Kebanggaan Semu
Jika
ditanya tentang kebanggaan, pasti yang terpikir dibenak kita adalah suatu hal
yang menurut kebanyakan orang dianggap bisa menaikkan reputasi dan gak bikin
malu-maluin saat kita sebutkan. Tapi
buat gue, kebanggaan itu sifatnya relatif dan semu. Sama halnya dengan kebanggan gue saat gak
mandi selama satu minggu. Gue seneng
banget saat itu, gue pikir gue udah bisa mecahin rekor. Imbasnya gue dicap sebagai orang aneh
dirumah, wibawa gue turun didepan adik gue dan gue dikucilkan ke hutan.
Ya,
kebanggan bagi gue sama halnya lukisan yang beraliran abstrak, memiliki makna
yang dalam jika hanya dilihat sepintas, tapi ternyata norak saat diteliti
secara seksama.
Salah
satu kebanggaan yang menurut gue bisa dibilang kreatif yaitu jadi kolektor gigi. Gue masih ingat. Waktu itu, saat umur gue masih belum menginjak
belasan tahun, gue dengan semangatnya memungut gigi yang copot karena menabrak
pintu saat sedang lari-lari. Padahal,
normalnya buat anak seumuran gue, hal seperti itu pasti bisa menyebabkan anak-anak
yang mengalaminya menangis tanpa ampun.
Tapi
karena obsesi gue saat itu terhadap kebanggaan relatif, gue bisa tahan dulu
untuk tidak menjerit kuat-kuat, lalu gue nyuci gigi gue yang copot berlumuran
darah itu.
Tapi
itu cerita masa lalu gue. Udah agak
besar, kebanggaan abstrak gue beralih ke nilai ulangan. Tapi bukannya nilai ulangan gede yang gue
banggakan, gue malah berniat untuk mengumpulkan semua angka nilai ulangan
sebagai bahan koleksi. Gue coba kumpulin
dari nilai yang paling gede sampai ke nilai yang paling buncit. Nilai yang paling Gede gue dapat dari ulangan
harian mata pelajaran PLH dan ulangan paling kecil gue dapat dari mata
pelajaran Fisika. Hanya satu nilai yang
belum bisa gue dapat yaitu nilai minus.
Dan
cita-cita gue kalau sudah besar nanti, gue berniat bakal nambahin bahan koleksi
kebanggaan gue. Seberapa banyak gue bisa
nyari pekerjaan untuk dipecat, dan seberapa cepat waktu buat gue dipecat. Semakin cepat gue dipecat maka itu akan
semakin baik buat koleksi tapi tidak untuk pekerjaan gue.
Balik
lagi ke masalah gigi, semua berawal dari pikiran gue yang teracuni
cerita-cerita nyokap. Gue sering diceritain
dongeng sama orangtua gue tentang cerita peri gigi. Gue dengan semangat selalu dengerin
ceritannya. “Rizki”, nanti kalau kamu
mau dicabut gigi, kamu bisa dapat hadiah dari peri gigi. “Lho kok bisa ma?” emang, peri gigi itu siapa
ma? tanya gue heran campur kagum. Tentu saja
bisa Rizki, peri gigi itu adalah peri yang suka memberi hadiah kepada anak yang
tidak susah diajak periksa ke dokter gigi.
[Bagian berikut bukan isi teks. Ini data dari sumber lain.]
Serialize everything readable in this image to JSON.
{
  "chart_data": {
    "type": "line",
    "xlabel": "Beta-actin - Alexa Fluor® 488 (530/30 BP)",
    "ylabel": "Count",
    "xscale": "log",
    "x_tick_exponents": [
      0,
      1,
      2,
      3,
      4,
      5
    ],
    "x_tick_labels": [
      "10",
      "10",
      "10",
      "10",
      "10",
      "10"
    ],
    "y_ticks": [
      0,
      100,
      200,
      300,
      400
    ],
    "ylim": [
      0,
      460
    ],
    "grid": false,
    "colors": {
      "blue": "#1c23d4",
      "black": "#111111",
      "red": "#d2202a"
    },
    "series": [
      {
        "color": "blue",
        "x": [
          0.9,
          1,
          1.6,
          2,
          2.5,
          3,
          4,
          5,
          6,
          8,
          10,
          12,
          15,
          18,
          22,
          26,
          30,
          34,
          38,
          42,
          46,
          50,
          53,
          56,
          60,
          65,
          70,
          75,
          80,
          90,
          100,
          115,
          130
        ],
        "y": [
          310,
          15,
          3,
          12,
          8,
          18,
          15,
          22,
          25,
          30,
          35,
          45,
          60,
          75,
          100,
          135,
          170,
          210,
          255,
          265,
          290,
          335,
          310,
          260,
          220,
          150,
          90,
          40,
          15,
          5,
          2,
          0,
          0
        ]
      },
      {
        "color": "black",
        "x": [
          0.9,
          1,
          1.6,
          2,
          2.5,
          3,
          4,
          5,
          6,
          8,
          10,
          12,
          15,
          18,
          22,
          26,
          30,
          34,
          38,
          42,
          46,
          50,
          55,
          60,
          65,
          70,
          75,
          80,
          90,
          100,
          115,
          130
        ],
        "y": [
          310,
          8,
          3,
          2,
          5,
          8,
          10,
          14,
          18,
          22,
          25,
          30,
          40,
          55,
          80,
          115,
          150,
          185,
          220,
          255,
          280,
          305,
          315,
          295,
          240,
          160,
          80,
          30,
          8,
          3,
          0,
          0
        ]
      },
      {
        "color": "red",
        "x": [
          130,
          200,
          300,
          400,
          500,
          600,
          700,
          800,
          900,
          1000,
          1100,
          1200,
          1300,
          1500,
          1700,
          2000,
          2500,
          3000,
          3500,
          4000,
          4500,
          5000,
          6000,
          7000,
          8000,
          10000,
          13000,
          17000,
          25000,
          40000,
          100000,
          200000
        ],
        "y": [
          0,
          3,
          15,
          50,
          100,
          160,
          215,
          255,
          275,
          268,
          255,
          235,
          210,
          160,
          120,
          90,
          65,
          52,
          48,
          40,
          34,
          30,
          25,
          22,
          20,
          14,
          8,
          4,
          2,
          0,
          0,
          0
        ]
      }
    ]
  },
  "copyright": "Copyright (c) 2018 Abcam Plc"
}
Nanti kalau gigi kamu sudah dicabut, kamu bawa giginya dan kamu simpan
di bawah bantal. Nah, lalu, sebelum
tidur kamu minta apa yang kamu inginkan dan esok paginya lihat, pasti giginya
bakal berubah sesuai keinginan kamu.
Akhirnya,
karena terpengaruh oleh kata-kata nyokap, dengan semangat dan keyakinan yang
mantap, besoknya gue langsung merengek sama nyokap buat minta diantar ke dokter
gigi. “Ma”, gigi Rizki sakit nih, udah
bolong-bolong ujar gue menjalankan rencana.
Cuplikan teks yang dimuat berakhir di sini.